Modeling Data Locality for Next Generation Systems
Although the introduction of multi-core systems has increased overall processor speed without significantly increasing CPU clock rates, a significant speed disparity remains between the CPU core and main memory. Multi-level caches have long been used to bridge this gap. Conventional cache design favors applications with good locality. The community's understanding of locality, however, is more qualitative than quantitative. A quantitative understanding of locality is essential to exploit memory hierarchy and achieve maximal performance. The new generation of multi-core systems adds the challenge of quantifying data locality for multi-threaded programs.

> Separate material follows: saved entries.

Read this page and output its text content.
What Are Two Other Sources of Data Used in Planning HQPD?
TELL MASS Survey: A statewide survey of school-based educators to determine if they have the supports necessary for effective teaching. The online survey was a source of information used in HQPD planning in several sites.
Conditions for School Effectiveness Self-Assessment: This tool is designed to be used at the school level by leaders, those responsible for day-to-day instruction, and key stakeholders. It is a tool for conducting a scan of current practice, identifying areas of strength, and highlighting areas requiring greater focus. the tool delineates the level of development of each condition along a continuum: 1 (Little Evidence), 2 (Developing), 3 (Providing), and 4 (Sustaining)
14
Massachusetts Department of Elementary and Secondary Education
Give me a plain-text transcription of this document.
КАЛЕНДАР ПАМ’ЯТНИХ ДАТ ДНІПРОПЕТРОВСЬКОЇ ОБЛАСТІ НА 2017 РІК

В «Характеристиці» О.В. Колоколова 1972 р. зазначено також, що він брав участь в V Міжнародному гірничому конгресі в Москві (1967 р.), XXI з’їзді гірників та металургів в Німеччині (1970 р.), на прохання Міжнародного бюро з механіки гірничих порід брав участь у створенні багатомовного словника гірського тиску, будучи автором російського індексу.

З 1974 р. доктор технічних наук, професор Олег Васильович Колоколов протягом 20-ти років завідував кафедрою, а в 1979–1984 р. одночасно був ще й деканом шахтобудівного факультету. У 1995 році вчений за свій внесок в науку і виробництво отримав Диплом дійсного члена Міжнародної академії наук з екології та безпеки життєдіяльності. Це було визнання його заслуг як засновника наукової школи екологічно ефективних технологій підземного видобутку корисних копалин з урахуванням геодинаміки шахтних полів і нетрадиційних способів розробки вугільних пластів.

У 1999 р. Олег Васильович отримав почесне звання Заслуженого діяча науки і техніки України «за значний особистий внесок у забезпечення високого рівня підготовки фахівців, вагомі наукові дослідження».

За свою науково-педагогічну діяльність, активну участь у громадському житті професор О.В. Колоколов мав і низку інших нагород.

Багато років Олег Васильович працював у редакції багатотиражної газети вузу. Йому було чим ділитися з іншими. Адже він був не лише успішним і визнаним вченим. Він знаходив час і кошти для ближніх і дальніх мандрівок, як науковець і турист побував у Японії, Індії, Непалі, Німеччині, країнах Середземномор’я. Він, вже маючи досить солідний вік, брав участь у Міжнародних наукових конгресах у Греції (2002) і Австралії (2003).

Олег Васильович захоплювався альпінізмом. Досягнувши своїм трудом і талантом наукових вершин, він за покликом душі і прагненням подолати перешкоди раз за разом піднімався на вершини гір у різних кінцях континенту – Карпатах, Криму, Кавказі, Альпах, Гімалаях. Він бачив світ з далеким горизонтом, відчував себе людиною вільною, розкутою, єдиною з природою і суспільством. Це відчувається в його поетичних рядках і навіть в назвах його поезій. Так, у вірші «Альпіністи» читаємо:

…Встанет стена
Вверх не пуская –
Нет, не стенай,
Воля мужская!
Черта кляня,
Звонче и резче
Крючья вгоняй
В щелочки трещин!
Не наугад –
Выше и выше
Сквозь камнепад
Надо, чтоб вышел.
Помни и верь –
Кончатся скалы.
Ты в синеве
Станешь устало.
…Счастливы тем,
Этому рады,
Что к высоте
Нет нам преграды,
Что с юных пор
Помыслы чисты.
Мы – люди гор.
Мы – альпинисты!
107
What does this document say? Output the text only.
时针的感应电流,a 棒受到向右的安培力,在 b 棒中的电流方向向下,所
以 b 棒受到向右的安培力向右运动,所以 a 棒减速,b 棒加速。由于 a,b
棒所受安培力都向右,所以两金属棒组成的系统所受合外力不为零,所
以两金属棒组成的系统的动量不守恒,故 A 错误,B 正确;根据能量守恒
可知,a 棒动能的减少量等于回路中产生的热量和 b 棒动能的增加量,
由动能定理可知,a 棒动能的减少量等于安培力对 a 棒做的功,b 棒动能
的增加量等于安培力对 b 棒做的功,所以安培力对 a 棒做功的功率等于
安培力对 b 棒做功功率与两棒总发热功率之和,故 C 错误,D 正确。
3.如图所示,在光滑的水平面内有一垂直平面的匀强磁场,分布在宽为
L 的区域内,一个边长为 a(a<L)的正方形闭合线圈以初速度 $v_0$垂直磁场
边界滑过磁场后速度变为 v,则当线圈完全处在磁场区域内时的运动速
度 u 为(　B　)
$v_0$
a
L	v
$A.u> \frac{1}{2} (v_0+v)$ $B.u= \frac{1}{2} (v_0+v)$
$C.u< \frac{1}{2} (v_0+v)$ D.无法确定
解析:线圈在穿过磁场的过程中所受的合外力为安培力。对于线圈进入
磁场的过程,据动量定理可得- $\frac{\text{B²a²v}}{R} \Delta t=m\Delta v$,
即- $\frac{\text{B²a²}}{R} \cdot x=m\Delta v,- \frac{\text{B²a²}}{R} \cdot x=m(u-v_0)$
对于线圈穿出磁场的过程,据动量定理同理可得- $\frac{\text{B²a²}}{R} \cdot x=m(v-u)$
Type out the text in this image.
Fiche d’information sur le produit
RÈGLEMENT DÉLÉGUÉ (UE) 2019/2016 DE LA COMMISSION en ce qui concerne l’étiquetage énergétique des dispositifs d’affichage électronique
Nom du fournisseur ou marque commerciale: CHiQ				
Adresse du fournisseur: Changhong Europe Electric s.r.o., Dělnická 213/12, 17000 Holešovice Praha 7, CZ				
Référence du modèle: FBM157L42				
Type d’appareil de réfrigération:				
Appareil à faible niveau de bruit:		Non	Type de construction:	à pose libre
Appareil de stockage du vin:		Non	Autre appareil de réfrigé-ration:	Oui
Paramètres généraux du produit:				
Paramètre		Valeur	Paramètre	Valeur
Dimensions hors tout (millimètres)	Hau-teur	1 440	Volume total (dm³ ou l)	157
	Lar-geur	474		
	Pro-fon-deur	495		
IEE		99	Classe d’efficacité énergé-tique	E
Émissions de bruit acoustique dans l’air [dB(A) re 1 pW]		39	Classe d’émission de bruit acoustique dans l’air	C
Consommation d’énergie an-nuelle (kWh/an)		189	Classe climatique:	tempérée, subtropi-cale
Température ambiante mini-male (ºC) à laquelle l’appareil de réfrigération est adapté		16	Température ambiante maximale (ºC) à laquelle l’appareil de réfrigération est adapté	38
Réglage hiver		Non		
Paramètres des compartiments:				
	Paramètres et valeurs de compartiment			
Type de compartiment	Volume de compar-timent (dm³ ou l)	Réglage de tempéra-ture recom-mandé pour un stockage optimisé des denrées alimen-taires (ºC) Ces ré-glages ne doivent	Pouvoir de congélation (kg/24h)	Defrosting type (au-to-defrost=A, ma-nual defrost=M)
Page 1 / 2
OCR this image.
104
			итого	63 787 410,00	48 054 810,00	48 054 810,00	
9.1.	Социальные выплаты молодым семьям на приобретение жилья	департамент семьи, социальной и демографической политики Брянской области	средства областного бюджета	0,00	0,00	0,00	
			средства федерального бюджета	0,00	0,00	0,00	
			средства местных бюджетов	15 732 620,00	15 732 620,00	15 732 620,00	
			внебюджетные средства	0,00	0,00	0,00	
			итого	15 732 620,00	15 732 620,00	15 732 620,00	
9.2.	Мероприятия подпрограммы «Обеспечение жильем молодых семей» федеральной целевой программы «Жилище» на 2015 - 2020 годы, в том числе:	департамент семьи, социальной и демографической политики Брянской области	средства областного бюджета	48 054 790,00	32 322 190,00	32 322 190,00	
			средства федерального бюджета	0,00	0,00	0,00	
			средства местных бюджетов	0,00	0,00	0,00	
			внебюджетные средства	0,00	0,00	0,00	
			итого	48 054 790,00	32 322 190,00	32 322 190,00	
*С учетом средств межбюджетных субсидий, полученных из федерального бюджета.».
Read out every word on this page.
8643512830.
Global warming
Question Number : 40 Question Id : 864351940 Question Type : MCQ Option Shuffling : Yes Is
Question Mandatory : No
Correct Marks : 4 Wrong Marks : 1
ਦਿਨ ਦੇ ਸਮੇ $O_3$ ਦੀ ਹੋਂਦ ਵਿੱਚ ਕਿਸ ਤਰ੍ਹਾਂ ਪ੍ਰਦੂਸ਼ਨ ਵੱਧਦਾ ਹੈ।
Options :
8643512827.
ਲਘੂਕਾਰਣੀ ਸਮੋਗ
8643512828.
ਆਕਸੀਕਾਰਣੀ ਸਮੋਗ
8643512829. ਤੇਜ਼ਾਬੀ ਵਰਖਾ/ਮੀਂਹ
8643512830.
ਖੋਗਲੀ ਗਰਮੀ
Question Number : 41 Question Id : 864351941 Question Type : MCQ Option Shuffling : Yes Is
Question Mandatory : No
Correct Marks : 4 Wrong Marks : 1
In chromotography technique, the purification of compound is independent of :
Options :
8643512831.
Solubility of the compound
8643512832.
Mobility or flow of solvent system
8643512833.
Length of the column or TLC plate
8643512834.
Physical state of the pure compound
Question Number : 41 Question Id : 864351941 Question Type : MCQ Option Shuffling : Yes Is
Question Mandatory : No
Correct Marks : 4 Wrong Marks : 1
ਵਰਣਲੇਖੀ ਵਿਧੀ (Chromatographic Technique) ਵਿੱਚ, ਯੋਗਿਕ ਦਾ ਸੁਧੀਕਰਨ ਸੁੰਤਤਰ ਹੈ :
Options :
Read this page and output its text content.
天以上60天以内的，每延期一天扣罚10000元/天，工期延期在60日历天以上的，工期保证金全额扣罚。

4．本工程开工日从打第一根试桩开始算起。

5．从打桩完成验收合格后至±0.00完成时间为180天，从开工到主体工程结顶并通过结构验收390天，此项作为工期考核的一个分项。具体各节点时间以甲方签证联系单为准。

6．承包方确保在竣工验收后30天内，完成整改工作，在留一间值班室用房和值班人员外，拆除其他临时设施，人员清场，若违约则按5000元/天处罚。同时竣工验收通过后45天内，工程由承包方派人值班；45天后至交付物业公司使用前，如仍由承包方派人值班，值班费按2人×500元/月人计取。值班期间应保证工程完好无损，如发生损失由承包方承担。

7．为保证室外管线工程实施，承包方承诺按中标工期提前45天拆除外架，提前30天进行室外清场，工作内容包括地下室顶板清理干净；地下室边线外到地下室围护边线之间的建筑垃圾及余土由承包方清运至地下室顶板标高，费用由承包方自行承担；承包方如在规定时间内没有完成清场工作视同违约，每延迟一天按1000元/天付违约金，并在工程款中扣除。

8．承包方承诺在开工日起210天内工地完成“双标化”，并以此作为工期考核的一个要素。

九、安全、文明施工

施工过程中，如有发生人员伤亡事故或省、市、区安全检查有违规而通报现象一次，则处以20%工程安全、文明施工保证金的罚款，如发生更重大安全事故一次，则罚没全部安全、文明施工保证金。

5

This research models data locality as a function of three parameters: data size, path history, and thread count, relying on close cooperation among the compiler, the profiler, and hardware just-in-time monitoring. The compiler provides a global view of the program. The profiler, using traces, has a view of the run-time behavior of a program, but this view is based on only a limited number of training inputs. Although the hardware's view is run specific, its prediction, often depending on hardware buffers, is not always effective due to buffer size limitations. The cooperative model being developed combines the advantages of static analysis and run-time sampling and profiling, providing an accurate view of program locality for both single-threaded and multi-threaded programs. Given this model the project explores memory system performance including managing data movement in conventional multi-level cache as well as non-uniform cache architecture (NUCA) caches, reducing the memory traffic of a state-of-the-art hardware-only region prefetcher, and improving spatial locality of Java programs.